4.1.2. Wandel in Richtung Androgynie
Auster und Ohm (2000) prüften, ob die im BSRI aus den 70er Jahren enthaltenen feminin oder maskulin klassierten Attribute heute noch als solche in der amerikanischen Gesellschaft klassifiziert werden. Sie verglichen Daten aus den 70er Jahren mit Daten des Jahres 1999. Frauen sowie Männer wurden aufgefordert, Attribute des BSRI als für sich erwünscht oder nicht erwünscht einzustufen. Ebenso mussten sie die gleichen Attribute einem Geschlecht zuordnen. In der Stichprobe von 1999 beurteilten Frauen wie auch Männer für ihr Geschlecht noch dieselben Attribute als typisch männlich oder weiblich wie die Stichprobe von drei Dekaden zuvor. Auf die Frage, welche Attribute sie für sich selbst wünschten, äusserten beide Geschlechter, dass sie idealerweise eine Mischung von maskulinen und femininen Charakteren des BSRI haben möchten. Die gleiche Tendenz zeigt sich in der Selbstbeschreibung. Die Personen gebrauchten im Jahr 1999 eine ausgeprägtere Mischung beider Pole als 1979. Im Jahr 1999 wählten Männer unter den 15 favorisierten Attributen fünf des anderen Geschlechts, Frauen sogar 8 Attribute. Der Anspruch androgyn zu sein hat folglich über die letzten 25 Jahre bei Männern sowie Frauen zugenommen[9]. Wie die Untersuchung von Auster und Ohm (2000) aufzeigt, besteht eine Entwicklung hin zur Androgynität und dennoch bleiben parallel die traditionellen Charakterzuschreibungen noch im Bewusstsein verankert. Bestehen gleichzeitig zwei verschiedene Wertesysteme, wird das Individuum mit Rollenkonflikten und einer Erwartungsdiffusion konfrontiert. Paxton und Sculthorpe (1991) weisen bei Frauen nach, dass eine Diskrepanz zwischen den gepriesenen männlichen Charakteristiken zum eigenen Selbst die Basis für eine Essstörung bilden kann. Sie vertreten die Auffassung, dass Frauen mit Essstörungen sich mehr maskuline Attribute wünschen, vor allem, wenn sie hohe feminine Werte zeigen, die in der Gesellschaft negativ besetzt sind.
[...]
[1] Diagnostic and Statistical Manual of Mental Disorders - Text Revision (Hrsg.: APA)

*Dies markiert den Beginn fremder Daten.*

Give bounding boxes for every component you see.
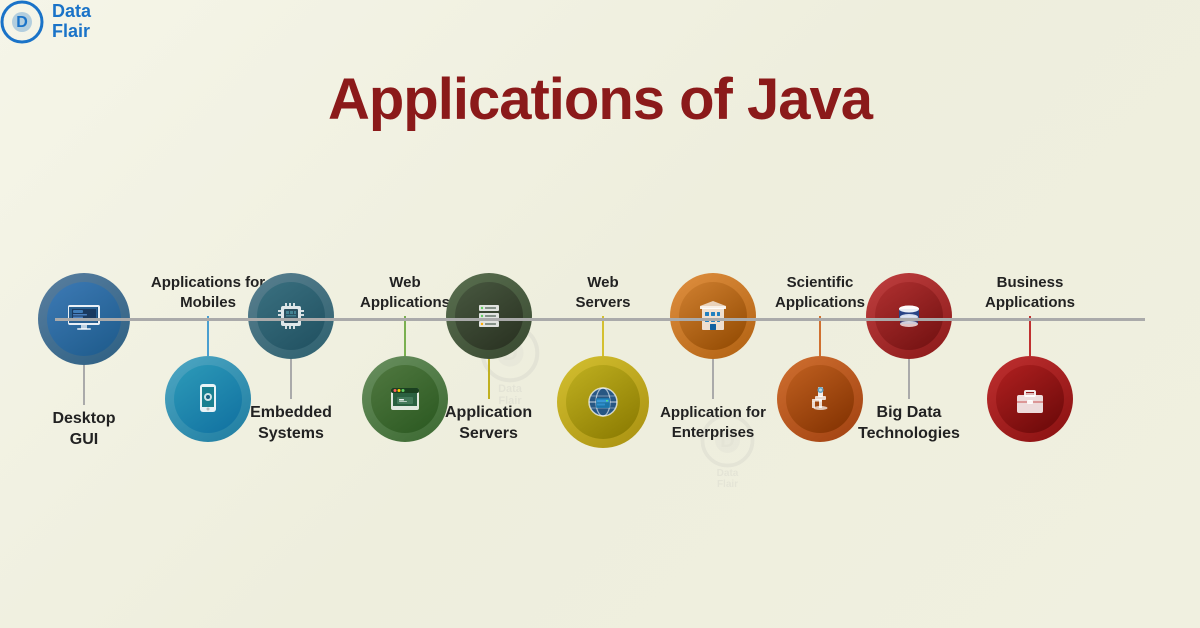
logo-data-label: Data [52,2,91,22]
node-business-circle-inner [996,365,1064,433]
node-webservers: WebServers [548,273,658,448]
svg-text:D: D [16,14,28,31]
label-desktop: DesktopGUI [52,409,115,451]
embedded-icon [273,298,309,334]
enterprise-icon [695,298,731,334]
node-bigdata-circle-inner [875,282,943,350]
appservers-icon [471,298,507,334]
node-embedded-circle-outer [248,273,334,359]
vline-webapps-top [404,316,406,356]
node-desktop: DesktopGUI [38,273,130,451]
node-bigdata-circle-outer [866,273,952,359]
vline-desktop-bottom [83,365,85,405]
label-appservers: ApplicationServers [445,403,532,445]
label-bigdata: Big DataTechnologies [858,403,960,445]
vline-appservers-bottom [488,359,490,399]
vline-scientific-top [819,316,821,356]
node-scientific-circle-inner [786,365,854,433]
label-webservers: WebServers [548,273,658,312]
vline-embedded-bottom [290,359,292,399]
node-bigdata: Big DataTechnologies [858,273,960,445]
vline-enterprise-bottom [712,359,714,399]
node-webservers-circle-outer [557,356,649,448]
node-business-circle-outer [987,356,1073,442]
logo: D Data Flair [0,0,1200,44]
scientific-icon [802,381,838,417]
webservers-icon [582,381,624,423]
node-enterprise-circle-outer [670,273,756,359]
node-appservers-circle-outer [446,273,532,359]
vline-bigdata-bottom [908,359,910,399]
logo-text: Data Flair [52,2,91,42]
node-webapps-circle-inner [371,365,439,433]
node-mobile-circle-outer [165,356,251,442]
node-business: BusinessApplications [965,273,1095,442]
node-webapps-circle-outer [362,356,448,442]
timeline-line [55,318,1145,321]
business-icon [1012,381,1048,417]
node-mobile-circle-inner [174,365,242,433]
node-scientific-circle-outer [777,356,863,442]
mobile-icon [190,381,226,417]
webapps-icon [387,381,423,417]
node-webservers-circle-inner [566,365,640,439]
node-appservers-circle-inner [455,282,523,350]
vline-mobile-top [207,316,209,356]
logo-icon: D [0,0,44,44]
vline-business-top [1029,316,1031,356]
logo-flair-label: Flair [52,22,91,42]
node-enterprise-circle-inner [679,282,747,350]
vline-webservers-top [602,316,604,356]
label-business: BusinessApplications [965,273,1095,312]
label-embedded: EmbeddedSystems [250,403,332,445]
node-embedded-circle-inner [257,282,325,350]
page-title: Applications of Java [0,44,1200,143]
node-appservers: ApplicationServers [445,273,532,445]
node-embedded: EmbeddedSystems [248,273,334,445]
bigdata-icon [891,298,927,334]
diagram: D Data Flair D Data Flair [0,143,1200,573]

[2] International Classification of Diseases (Hrsg.: WHO)
[3] Sie kritisieren Studien, die die Aussage ‚mehr Masse haben wollen’ nicht genauer definieren. Es bleibt unklar, ob es sich dabei um Muskeln oder Fett handelt.
[4] Nach DSM-IV-TR: Anorexia nervosa 307.1; Bulimia nervosa 307.51; nicht näher bezeichnete Essstörung 307.50
[5] Bei Frauen liegt die Quote der Homosexuellen ungefähr bei 4% (Herzog et al., 1984)
[6] Die angewendeten Methoden: Fichter und Daser (1987), das Freiburger Persönlichkeitsinventar (FBI) und ein standardisiertes Interview; Grabhorn (2003), FPI-R; Carlat und Kollegen (1997), Aufnahme sexueller Präferenz mittels Patientenaussagen und Fachpersonen; Russel und Keel (2002), Bern Sex-Role Inventory (BSRI).
[7] Stichprobe erworben durch Inserat mit Hinweis auf sexuelle Orientierung, was u.U. zu selektiver Stichprobe mit erhöhter Quote Homosexueller führte.
[8] Mit dem bipolaren Messinstrument FPI (Fahrenberg et al., 1973): Hoher femininer Wert besagt einen tiefen maskulinen Wert (weitere Erklärungen siehe nächstes Kapitel).
[9] Gemäss den Autoren die Generalisierung der Resultate unter Umständen eingeschränkt, da die Stichprobe aus ‚undergraduate students’ besteht.